Till Hein: Crazy Horse

  Seepferdchen – viel mehr als nur possierliche Tierchen

Spätestens bei der Frühschwimmerprüfung, dem begehrten Seepferdchen-Abzeichen, lernt jedes Kind in Deutschland diese niedlichen Tierchen kennen. Stolz werden die Seepferdchen-Aufnäher von kleinen Wasserratten an der Badekleidung getragen und bescheinigen erste Schwimmfähigkeiten.

© B. Busch

 

 

Kuriose Meeresbewohner
Dass es sich lohnt, sich intensiver mit diesen zwischen 1,4 und 35 cm großen Salzwasserbewohnern zu befassen, zeigt der Wissenschaftsjournalist und Freund der Fische Till Hein eindrucksvoll in seinem ebenso faktenreichen wie kurzweiligen Porträt Crazy Horse. Er gibt Antworten auf unzählige Fragen und bietet einen bunten Strauß an Wissenswertem, nicht nur im Hinblick auf die kuriose Physiognomie und Lebensweise dieser Fische(!), sondern auch auf die Bestimmung der Unterarten, ihre Auftritte in Kunst, Mythen und Geschichten, ihre Bedeutung für den Feminismus und die Bionik sowie einen Exkurs zu den Hippocampi, den nach den Seepferdchen benannten Gehirnarealen.
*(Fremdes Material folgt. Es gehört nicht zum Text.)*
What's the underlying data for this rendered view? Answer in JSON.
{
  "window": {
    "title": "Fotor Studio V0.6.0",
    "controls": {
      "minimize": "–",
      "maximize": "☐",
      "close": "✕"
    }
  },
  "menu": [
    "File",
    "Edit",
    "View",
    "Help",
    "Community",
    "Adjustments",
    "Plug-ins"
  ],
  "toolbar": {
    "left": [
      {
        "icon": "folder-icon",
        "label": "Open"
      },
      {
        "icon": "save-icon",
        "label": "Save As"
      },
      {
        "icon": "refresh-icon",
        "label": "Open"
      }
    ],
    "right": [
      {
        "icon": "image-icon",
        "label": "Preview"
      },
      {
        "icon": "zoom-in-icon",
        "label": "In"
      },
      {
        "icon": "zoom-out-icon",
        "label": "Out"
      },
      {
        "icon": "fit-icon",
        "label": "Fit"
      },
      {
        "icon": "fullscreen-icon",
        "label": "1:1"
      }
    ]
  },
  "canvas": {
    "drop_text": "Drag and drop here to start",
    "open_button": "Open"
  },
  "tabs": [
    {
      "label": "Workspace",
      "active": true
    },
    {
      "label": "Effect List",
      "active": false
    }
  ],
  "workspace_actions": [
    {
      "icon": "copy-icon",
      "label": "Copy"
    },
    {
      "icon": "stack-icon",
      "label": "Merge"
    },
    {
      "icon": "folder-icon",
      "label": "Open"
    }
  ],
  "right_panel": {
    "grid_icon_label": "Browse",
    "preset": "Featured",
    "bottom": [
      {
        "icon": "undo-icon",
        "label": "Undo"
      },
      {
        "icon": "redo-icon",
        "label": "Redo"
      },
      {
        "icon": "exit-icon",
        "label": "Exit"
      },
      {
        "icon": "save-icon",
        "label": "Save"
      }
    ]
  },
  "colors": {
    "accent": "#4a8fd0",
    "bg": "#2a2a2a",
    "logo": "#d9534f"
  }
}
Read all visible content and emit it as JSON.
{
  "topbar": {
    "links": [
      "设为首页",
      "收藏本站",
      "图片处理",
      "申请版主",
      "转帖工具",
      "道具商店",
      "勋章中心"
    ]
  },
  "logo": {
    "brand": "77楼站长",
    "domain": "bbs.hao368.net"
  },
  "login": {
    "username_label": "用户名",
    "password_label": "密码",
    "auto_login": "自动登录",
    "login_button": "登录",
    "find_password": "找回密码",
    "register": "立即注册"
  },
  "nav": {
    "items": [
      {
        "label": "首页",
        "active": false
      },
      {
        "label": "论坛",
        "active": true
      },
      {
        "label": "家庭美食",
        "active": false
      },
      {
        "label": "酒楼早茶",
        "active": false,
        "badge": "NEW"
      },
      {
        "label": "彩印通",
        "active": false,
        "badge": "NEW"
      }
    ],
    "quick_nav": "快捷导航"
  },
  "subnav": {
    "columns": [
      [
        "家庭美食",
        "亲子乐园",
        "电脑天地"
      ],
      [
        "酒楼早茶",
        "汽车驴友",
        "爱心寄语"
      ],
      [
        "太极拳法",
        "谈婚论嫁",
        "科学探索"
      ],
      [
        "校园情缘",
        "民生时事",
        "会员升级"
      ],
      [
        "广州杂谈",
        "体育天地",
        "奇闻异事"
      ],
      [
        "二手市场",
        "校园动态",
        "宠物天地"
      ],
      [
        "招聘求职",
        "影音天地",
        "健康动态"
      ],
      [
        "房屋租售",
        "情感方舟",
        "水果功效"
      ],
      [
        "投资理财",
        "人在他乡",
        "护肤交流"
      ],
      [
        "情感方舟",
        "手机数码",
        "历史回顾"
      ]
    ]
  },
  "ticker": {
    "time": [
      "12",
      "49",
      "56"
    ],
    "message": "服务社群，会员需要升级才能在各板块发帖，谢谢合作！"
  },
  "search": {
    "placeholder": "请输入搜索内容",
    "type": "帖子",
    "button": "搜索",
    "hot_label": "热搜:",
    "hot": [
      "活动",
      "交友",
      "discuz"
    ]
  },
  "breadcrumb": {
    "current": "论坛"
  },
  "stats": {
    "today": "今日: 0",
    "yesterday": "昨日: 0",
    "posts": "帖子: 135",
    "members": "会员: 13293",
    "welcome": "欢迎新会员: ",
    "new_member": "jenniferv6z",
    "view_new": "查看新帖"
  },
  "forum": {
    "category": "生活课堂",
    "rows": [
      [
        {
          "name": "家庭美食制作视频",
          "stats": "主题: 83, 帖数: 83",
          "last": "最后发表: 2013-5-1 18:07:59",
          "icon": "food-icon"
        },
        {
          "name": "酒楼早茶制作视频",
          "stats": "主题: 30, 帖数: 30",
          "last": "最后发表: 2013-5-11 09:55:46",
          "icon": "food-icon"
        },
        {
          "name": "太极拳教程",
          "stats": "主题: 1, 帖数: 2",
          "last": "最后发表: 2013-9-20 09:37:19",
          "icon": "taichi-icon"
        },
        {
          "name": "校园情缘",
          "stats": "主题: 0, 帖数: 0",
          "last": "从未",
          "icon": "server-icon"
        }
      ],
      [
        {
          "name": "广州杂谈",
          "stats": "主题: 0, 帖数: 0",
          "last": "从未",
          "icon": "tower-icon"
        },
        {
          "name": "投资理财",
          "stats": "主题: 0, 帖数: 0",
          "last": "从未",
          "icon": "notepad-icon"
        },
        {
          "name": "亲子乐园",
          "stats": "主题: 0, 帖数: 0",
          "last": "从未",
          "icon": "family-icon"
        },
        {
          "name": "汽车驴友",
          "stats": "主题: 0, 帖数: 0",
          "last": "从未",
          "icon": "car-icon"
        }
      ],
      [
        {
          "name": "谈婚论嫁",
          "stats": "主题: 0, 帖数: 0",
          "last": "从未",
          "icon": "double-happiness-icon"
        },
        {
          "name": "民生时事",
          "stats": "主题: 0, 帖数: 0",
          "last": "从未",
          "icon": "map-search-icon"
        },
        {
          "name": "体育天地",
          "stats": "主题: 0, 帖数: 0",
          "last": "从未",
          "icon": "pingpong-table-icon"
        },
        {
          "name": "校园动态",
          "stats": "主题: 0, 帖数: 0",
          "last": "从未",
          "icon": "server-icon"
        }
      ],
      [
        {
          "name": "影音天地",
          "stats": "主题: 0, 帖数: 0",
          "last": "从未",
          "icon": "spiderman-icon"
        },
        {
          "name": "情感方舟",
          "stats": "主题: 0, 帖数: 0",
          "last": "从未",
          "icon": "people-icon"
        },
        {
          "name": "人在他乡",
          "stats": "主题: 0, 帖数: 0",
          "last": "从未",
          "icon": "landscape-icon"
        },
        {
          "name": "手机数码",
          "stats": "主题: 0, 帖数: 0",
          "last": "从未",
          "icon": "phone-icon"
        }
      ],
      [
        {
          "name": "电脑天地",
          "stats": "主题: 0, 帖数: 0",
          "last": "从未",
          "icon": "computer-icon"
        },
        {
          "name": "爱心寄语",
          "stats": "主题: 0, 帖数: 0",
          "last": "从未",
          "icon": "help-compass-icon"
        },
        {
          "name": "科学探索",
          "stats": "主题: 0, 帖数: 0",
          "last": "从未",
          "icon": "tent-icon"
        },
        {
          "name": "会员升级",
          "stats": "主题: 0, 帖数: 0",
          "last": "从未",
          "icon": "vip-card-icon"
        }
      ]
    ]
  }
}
Sobald einem nach siebzehn Kapitel die Rosse der Meere so richtig ans Herz gewachsen sind, geht es in den verbleibenden drei Abschnitten um all das, was viele der bislang 44 Unterarten in ihrer Existenz bedroht: Schleppnetze, die Zerstörung ihrer Habitate, die massenhafte Verwendung getrockneter Seepferdchen in der TCM, der Klimawandel und die Überdüngung der Meere. Vereinzelte Lichtblick gibt es durch Aktionen von Organisationen wie Project Seahorse, Greenpeace oder dem BUND mit ihren engagierten Aktivistinnen und Aktivisten.

© B. Busch

Alles Wissenswerte über die Rosse der Meere
Hätten Sie gewusst, was Seepferdchen zu Fischen macht? Wozu ihre kunstvoll choreografierten Tänze dienen? Dass die meisten Arten monogam leben, die Männchen für Schwangerschaften zuständig sind und unter Wehen die Seefohlen zur Welt bringen? Was es mit dem faszinierenden Klammerschwanz auf sich hat? Wodurch diese ultralangsamen Raubtiere ohne Kauwerkzeuge zu äußerst geschickten und effizienten Jägern werden? Welche Eigenschaften sie mit Chamäleons teilen? Dass sie keineswegs stumm sind, dafür aber schlecht hören? Oder warum der Wurzener Dichter, Kabarettist und Maler Hans Gustav Bötticher den Künstlernamen Joachim Ringelnatz wählte?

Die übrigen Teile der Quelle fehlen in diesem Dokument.